This article is by Bloomberg News and appeared first on the Bloomberg Terminal.
Steel could shed its reputation as a climate threat by using hydrogen instead of fossil fuels for as much as half of global output by 2050, according to BloombergNEF.
The steel industry could adopt hydrogen for between 10% and 50% of output by mid-century given the right carbon pricing, BloombergNEF analysts wrote in a report. The sector accounts for as much as 9% of global carbon emissions, according to the World Steel Association.
“Hydrogen technologies offer a viable pathway to slash the emissions from making steel,” Kobad Bhavnagri, head of special projects at BloombergNEF, said by email. “No big R&D breakthroughs are necessary. If policy was in place, the world could start producing green steel within a decade.”

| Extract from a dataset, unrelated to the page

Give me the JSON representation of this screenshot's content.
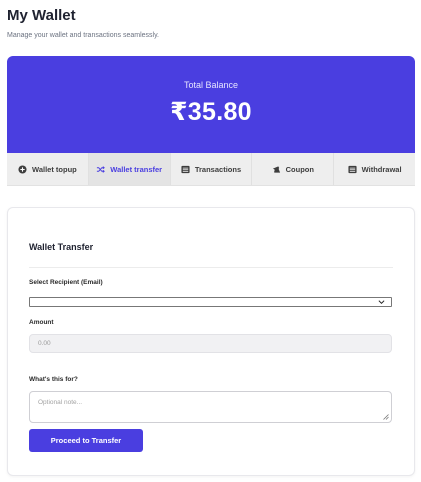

Hydrogen is one option for steelmakers facing louder calls from climate lobbyists and regulators to tackle their carbon problem. It’s an alternative already being tested by industry giants including top supplier ArcelorMittal, as well as Germany’s Thyssenkrupp AG.
Steel is currently made from mined iron using a process largely unchanged for more than 150 years. Iron ore is first smelted with carbon-rich coke in huge blast furnaces that emit carbon gases and churn out liquid metal.
Gases can be used instead of coke as reduction agents in an alternative process called direct reduced iron, or DRI. This does away with the blast furnace and is already employed in some locations using natural gas.
“Hydrogen can do everything coal does in the steel-making process, and the technology to make fossil-free steel is already currently operating with natural gas in many parts of the world,” Bhavnagri said. DRI accounts for nearly 6% of steel output worldwide, according to a report from Citigroup Inc.
Learn more about the hydrogen economy in this episode of our podcast, “The Hydrogen Economy: It’s a Gas”.
Hydrogen technology will be competitive with high-cost, coal-based plants when the cost of renewable hydrogen falls below $2.20 a kilogram, assuming coking coal prices at $310 a ton. That’s possible by 2030, BloombergNEF said.
Any shift to hydrogen would pose a danger to coking coal producers and their investors. The material has few uses other than in blast furnaces.
“It has long been thought that met-coal is untouchable and would be unaffected by the changes sweeping the energy sector,” Bhavnagri said. “Hydrogen extends the reach of renewables right into the front yard of met-coal miners.”